Soma’da hayat tam anlamıyla durmuş vaziyette. Herkes bir yandan derin bir acı, bir yandan öfke içinde.
Öğlen saatlerinde Soma Devlet Hastanesi’nde durumun vahameti ayan beyan ortada. Yüzlerce insan hastane önünde yakınları, akrabaları ve arkadaşları için bekliyor. Kimsenin ne olup bittiğinden haberi yok.
‘Aramadığımız yer kalmadı’
24 saattir akrabasından haber alamayan bir kişi isyan ederek şunları söylüyor: “Hiçbir yetkili bize bilgi vermiyor. 24 saattir buradayız. Ölü mü diri mi onu bile bilmiyoruz. Aramadığımız yer kalmadı. Hastane önünde bile ambulanslara yeterince yardımcı olunmuyor.”
‘Tarifi imkansız bir acı’
Beş sene önce kocasını madende kaybeden Zülfiyar hanım da hastane önünde bir akrabası için bekliyor. “Tarifi imkansız bir acı” diyor. Şunları aktarıyor: “Ben beş sene önce eşimi kaybettim. Tarifi imkansız bir acı. Madende kesinlikle iş güvenliği yok. 1200 lira para için bu iş mi yapılır? Bedava yaşıyoruz… “
‘Ruh gibi yaşıyoruz’
Soma Kömürcülük’te başka bir ocakta çalışan bir madenci ise bize hayatlarını anlatıyor: “Maden zordur. Madende çalışanın hayatı olmaz. Biz ‘ruh gibi’ yaşıyoruz. Hangi vardiyan olursa olsun hayat aynıdır. Sekiz senelik madenciyim. 1500 lira maaş alıyorum. Dünden beri ‘Bu işi neden yapıyorsun’ diye soruyorlar. Soma’da bu işi yapmak zorundasınız. Başka iş yok. Soma’da yaşayan erkeklerin yüzde 80’i bu işi yapmak zorunda. Böyle bir facia da yaşasak tekrar madene girmek zorundayız. Başka çaremiz yok.”
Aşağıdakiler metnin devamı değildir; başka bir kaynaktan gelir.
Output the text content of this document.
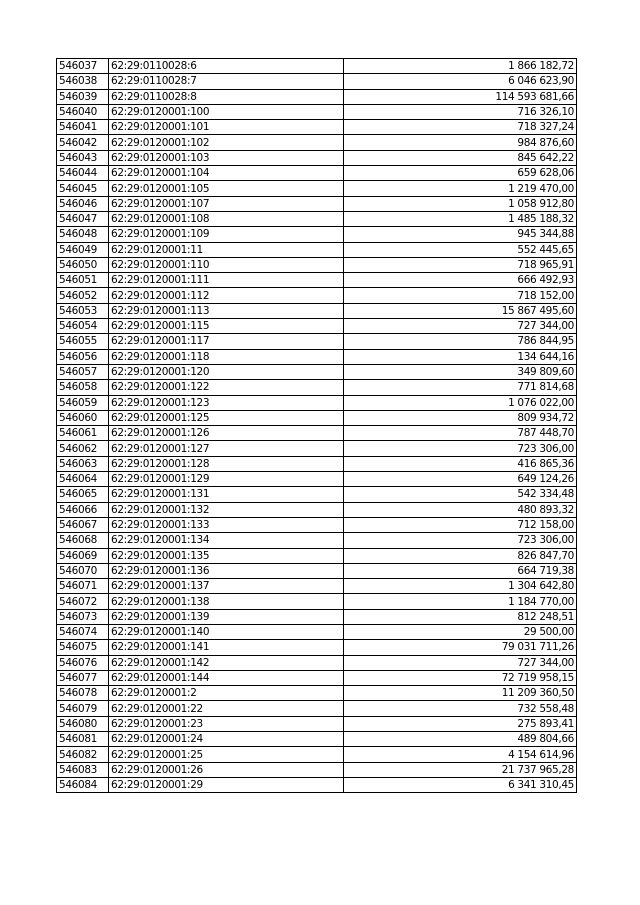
546037	62:29:0110028:6	1 866 182,72
546038	62:29:0110028:7	6 046 623,90
546039	62:29:0110028:8	114 593 681,66
546040	62:29:0120001:100	716 326,10
546041	62:29:0120001:101	718 327,24
546042	62:29:0120001:102	984 876,60
546043	62:29:0120001:103	845 642,22
546044	62:29:0120001:104	659 628,06
546045	62:29:0120001:105	1 219 470,00
546046	62:29:0120001:107	1 058 912,80
546047	62:29:0120001:108	1 485 188,32
546048	62:29:0120001:109	945 344,88
546049	62:29:0120001:11	552 445,65
546050	62:29:0120001:110	718 965,91
546051	62:29:0120001:111	666 492,93
546052	62:29:0120001:112	718 152,00
546053	62:29:0120001:113	15 867 495,60
546054	62:29:0120001:115	727 344,00
546055	62:29:0120001:117	786 844,95
546056	62:29:0120001:118	134 644,16
546057	62:29:0120001:120	349 809,60
546058	62:29:0120001:122	771 814,68
546059	62:29:0120001:123	1 076 022,00
546060	62:29:0120001:125	809 934,72
546061	62:29:0120001:126	787 448,70
546062	62:29:0120001:127	723 306,00
546063	62:29:0120001:128	416 865,36
546064	62:29:0120001:129	649 124,26
546065	62:29:0120001:131	542 334,48
546066	62:29:0120001:132	480 893,32
546067	62:29:0120001:133	712 158,00
546068	62:29:0120001:134	723 306,00
546069	62:29:0120001:135	826 847,70
546070	62:29:0120001:136	664 719,38
546071	62:29:0120001:137	1 304 642,80
546072	62:29:0120001:138	1 184 770,00
546073	62:29:0120001:139	812 248,51
546074	62:29:0120001:140	29 500,00
546075	62:29:0120001:141	79 031 711,26
546076	62:29:0120001:142	727 344,00
546077	62:29:0120001:144	72 719 958,15
546078	62:29:0120001:2	11 209 360,50
546079	62:29:0120001:22	732 558,48
546080	62:29:0120001:23	275 893,41
546081	62:29:0120001:24	489 804,66
546082	62:29:0120001:25	4 154 614,96
546083	62:29:0120001:26	21 737 965,28
546084	62:29:0120001:29	6 341 310,45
‘Denetimden sonra her şey eski haline dönüyor’
Denetimleri yapılıp yapılmadığını sorduğumuzda ise şunları aktarıyor: “Denetimler yapılıyor ama denetim yapılacağı zaman her şey günlük gülistan hale getiriliyor. Sonrasında her şey eski haline dönüyor. İş güvenliğimiz yok ama yine de buradaki en güvenli maden hala burası.”
Ortak ruh hali: İsyan
Soma’ya 25 kilometre uzaklıkta kazanın yaşandığı madene ulaştığımızda asıl kaosun orada yaşandığını görüyoruz. Araba ve ambulans trafiğinin karıştığı kaza noktasında bir yerde umutla bekleyenler var. Öte tarafta ölüm haberini alan aile yakınlarının feryatları duyuluyor.
Ortak ruh hali ise isyan. Aralarından biri atılıyor: “Buradaki acıyı kimse görmüyor. Medya bunları yayınlamıyor. Bize bağış yapıyorlarmış. Sen kime ne bağışlıyorsun? Benim emekli haklarından kesilen parayı bana mı bağışlıyorsun?”
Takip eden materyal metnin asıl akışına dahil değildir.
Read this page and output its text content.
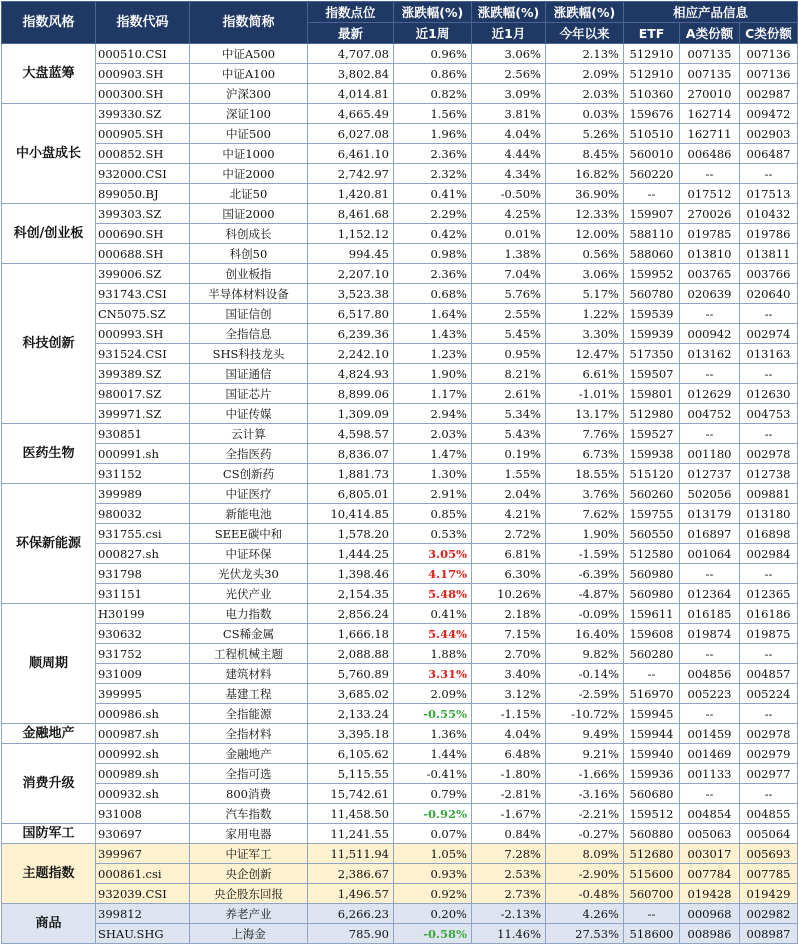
指数风格	指数代码	指数简称	指数点位	涨跌幅(%)	涨跌幅(%)	涨跌幅(%)	相应产品信息		
			最新	近1周	近1月	今年以来	ETF	A类份额	C类份额
大盘蓝筹	000510.CSI	中证A500	4,707.08	0.96%	3.06%	2.13%	512910	007135	007136
	000903.SH	中证A100	3,802.84	0.86%	2.56%	2.09%	512910	007135	007136
	000300.SH	沪深300	4,014.81	0.82%	3.09%	2.03%	510360	270010	002987
中小盘成长	399330.SZ	深证100	4,665.49	1.56%	3.81%	0.03%	159676	162714	009472
	000905.SH	中证500	6,027.08	1.96%	4.04%	5.26%	510510	162711	002903
	000852.SH	中证1000	6,461.10	2.36%	4.44%	8.45%	560010	006486	006487
	932000.CSI	中证2000	2,742.97	2.32%	4.34%	16.82%	560220	--	--
	899050.BJ	北证50	1,420.81	0.41%	-0.50%	36.90%	--	017512	017513
科创/创业板	399303.SZ	国证2000	8,461.68	2.29%	4.25%	12.33%	159907	270026	010432
	000690.SH	科创成长	1,152.12	0.42%	0.01%	12.00%	588110	019785	019786
	000688.SH	科创50	994.45	0.98%	1.38%	0.56%	588060	013810	013811
科技创新	399006.SZ	创业板指	2,207.10	2.36%	7.04%	3.06%	159952	003765	003766
	931743.CSI	半导体材料设备	3,523.38	0.68%	5.76%	5.17%	560780	020639	020640
	CN5075.SZ	国证信创	6,517.80	1.64%	2.55%	1.22%	159539	--	--
	000993.SH	全指信息	6,239.36	1.43%	5.45%	3.30%	159939	000942	002974
	931524.CSI	SHS科技龙头	2,242.10	1.23%	0.95%	12.47%	517350	013162	013163
	399389.SZ	国证通信	4,824.93	1.90%	8.21%	6.61%	159507	--	--
	980017.SZ	国证芯片	8,899.06	1.17%	2.61%	-1.01%	159801	012629	012630
	399971.SZ	中证传媒	1,309.09	2.94%	5.34%	13.17%	512980	004752	004753
医药生物	930851	云计算	4,598.57	2.03%	5.43%	7.76%	159527	--	--
	000991.sh	全指医药	8,836.07	1.47%	0.19%	6.73%	159938	001180	002978
	931152	CS创新药	1,881.73	1.30%	1.55%	18.55%	515120	012737	012738
环保新能源	399989	中证医疗	6,805.01	2.91%	2.04%	3.76%	560260	502056	009881
	980032	新能电池	10,414.85	0.85%	4.21%	7.62%	159755	013179	013180
	931755.csi	SEEE碳中和	1,578.20	0.53%	2.72%	1.90%	560550	016897	016898
	000827.sh	中证环保	1,444.25	3.05%	6.81%	-1.59%	512580	001064	002984
	931798	光伏龙头30	1,398.46	4.17%	6.30%	-6.39%	560980	--	--
	931151	光伏产业	2,154.35	5.48%	10.26%	-4.87%	560980	012364	012365
顺周期	H30199	电力指数	2,856.24	0.41%	2.18%	-0.09%	159611	016185	016186
	930632	CS稀金属	1,666.18	5.44%	7.15%	16.40%	159608	019874	019875
	931752	工程机械主题	2,088.88	1.88%	2.70%	9.82%	560280	--	--
	931009	建筑材料	5,760.89	3.31%	3.40%	-0.14%	--	004856	004857
	399995	基建工程	3,685.02	2.09%	3.12%	-2.59%	516970	005223	005224
	000986.sh	全指能源	2,133.24	-0.55%	-1.15%	-10.72%	159945	--	--
金融地产	000987.sh	全指材料	3,395.18	1.36%	4.04%	9.49%	159944	001459	002978
消费升级	000992.sh	金融地产	6,105.62	1.44%	6.48%	9.21%	159940	001469	002979
	000989.sh	全指可选	5,115.55	-0.41%	-1.80%	-1.66%	159936	001133	002977
	000932.sh	800消费	15,742.61	0.79%	-2.81%	-3.16%	560680	--	--
	931008	汽车指数	11,458.50	-0.92%	-1.67%	-2.21%	159512	004854	004855
国防军工	930697	家用电器	11,241.55	0.07%	0.84%	-0.27%	560880	005063	005064
主题指数	399967	中证军工	11,511.94	1.05%	7.28%	8.09%	512680	003017	005693
	000861.csi	央企创新	2,386.67	0.93%	2.53%	-2.90%	515600	007784	007785
	932039.CSI	央企股东回报	1,496.57	0.92%	2.73%	-0.48%	560700	019428	019429
商品	399812	养老产业	6,266.23	0.20%	-2.13%	4.26%	--	000968	002982
	SHAU.SHG	上海金	785.90	-0.58%	11.46%	27.53%	518600	008986	008987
24 saat bekledikten sonra yeğenini kaybettiğini öğrenen Hüseyin Bey ise yaşadıklarını şu şekilde aktarıyor: “Yeğenim üç senedir madencilik yapıyor. İçeride ne olduğunu biz de bilmiyoruz. Buradan köye cenazeye gideceğim.”
‘Madenciler usta’
15 dakika sonra arka arkaya madencilerin cenazeleri dışarı çıkmaya başlıyor. Dışarı çıkan SAR Arama Kurtarma ekibinden Şemsettin Şahin içerideki tabloyu bize aktarıyor: “Madenin içinde bir ray sistemi var. Usta madenciler içeri girerek arama kurtarma yapıyorlar ve cenazeleri dışarı gönderiyorlar. Bizde onları ambulansa yönlendiriyoruz.”
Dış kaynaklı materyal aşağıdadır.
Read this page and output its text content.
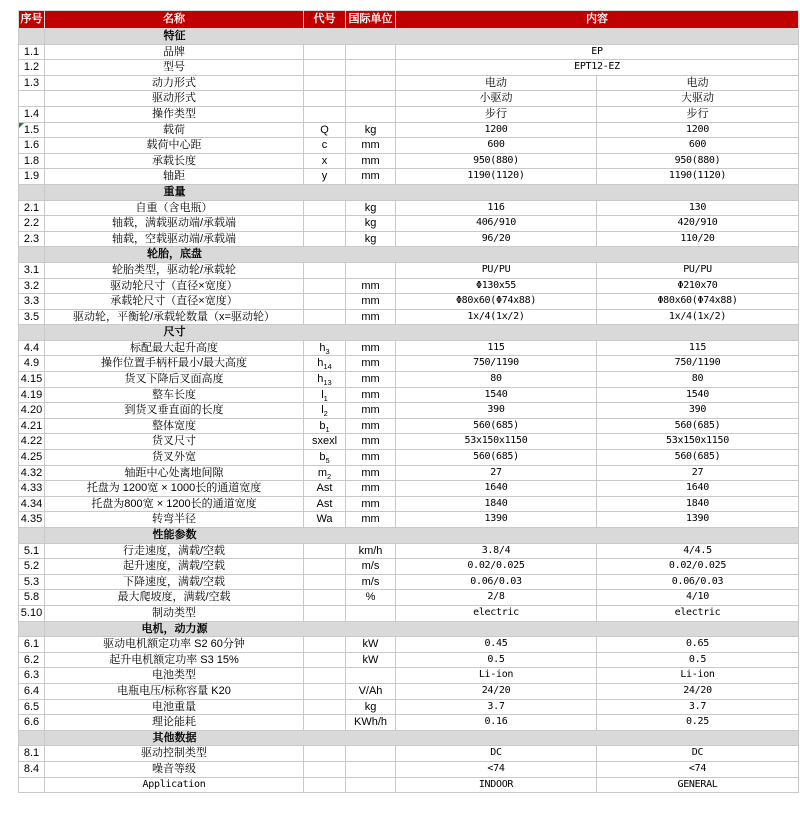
序号	名称	代号	国际单位	内容	
	特征				
1.1	品牌			EP	
1.2	型号			EPT12-EZ	
1.3	动力形式			电动	电动
	驱动形式			小驱动	大驱动
1.4	操作类型			步行	步行
1.5	载荷	Q	kg	1200	1200
1.6	载荷中心距	c	mm	600	600
1.8	承载长度	x	mm	950(880)	950(880)
1.9	轴距	y	mm	1190(1120)	1190(1120)
	重量				
2.1	自重（含电瓶）		kg	116	130
2.2	轴载，满载驱动端/承载端		kg	406/910	420/910
2.3	轴载，空载驱动端/承载端		kg	96/20	110/20
	轮胎，底盘				
3.1	轮胎类型，驱动轮/承载轮			PU/PU	PU/PU
3.2	驱动轮尺寸（直径×宽度）		mm	Φ130x55	Φ210x70
3.3	承载轮尺寸（直径×宽度）		mm	Φ80x60(Φ74x88)	Φ80x60(Φ74x88)
3.5	驱动轮，平衡轮/承载轮数量（x=驱动轮）		mm	1x/4(1x/2)	1x/4(1x/2)
	尺寸				
4.4	标配最大起升高度	$h_3$	mm	115	115
4.9	操作位置手柄杆最小/最大高度	$h_{14}$	mm	750/1190	750/1190
4.15	货叉下降后叉面高度	$h_{13}$	mm	80	80
4.19	整车长度	$l_1$	mm	1540	1540
4.20	到货叉垂直面的长度	$l_2$	mm	390	390
4.21	整体宽度	$b_1$	mm	560(685)	560(685)
4.22	货叉尺寸	sxexl	mm	53x150x1150	53x150x1150
4.25	货叉外宽	$b_5$	mm	560(685)	560(685)
4.32	轴距中心处离地间隙	$m_2$	mm	27	27
4.33	托盘为 1200宽 × 1000长的通道宽度	Ast	mm	1640	1640
4.34	托盘为800宽 × 1200长的通道宽度	Ast	mm	1840	1840
4.35	转弯半径	Wa	mm	1390	1390
	性能参数				
5.1	行走速度，满载/空载		km/h	3.8/4	4/4.5
5.2	起升速度，满载/空载		m/s	0.02/0.025	0.02/0.025
5.3	下降速度，满载/空载		m/s	0.06/0.03	0.06/0.03
5.8	最大爬坡度，满载/空载		%	2/8	4/10
5.10	制动类型			electric	electric
	电机，动力源				
6.1	驱动电机额定功率 S2 60分钟		kW	0.45	0.65
6.2	起升电机额定功率 S3 15%		kW	0.5	0.5
6.3	电池类型			Li-ion	Li-ion
6.4	电瓶电压/标称容量 K20		V/Ah	24/20	24/20
6.5	电池重量		kg	3.7	3.7
6.6	理论能耗		KWh/h	0.16	0.25
	其他数据				
8.1	驱动控制类型			DC	DC
8.4	噪音等级			<74	<74
	Application			INDOOR	GENERAL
Madencileri kendi arkadaşlarının kurtardığını aktaran Şahin şunları söylüyor: “Burada bulunan sivil ya da devlet arama kurtarma ekipleri bundan önce bu çapta madende bir ama kurtarma görevinde bulunmadı. Bu konuda bir tecrübemiz olmadığı için biz en fazla madenin 150 metre içine gidebiliyoruz. Burada bulunan usta madencilerin, jandarmayı, medikalcileri ve arama kurtarma ekiplerini doğru yönlendirmesi sonucu herhangi bir kaos ortamı yaşanmıyor.
Şahin ‘acı gerçeği’ şöyle ifade ediyor: “Bu saatten sonra herhangi bir umuttan söz etmek çok zor. Artık bir mucize bekleniyor.”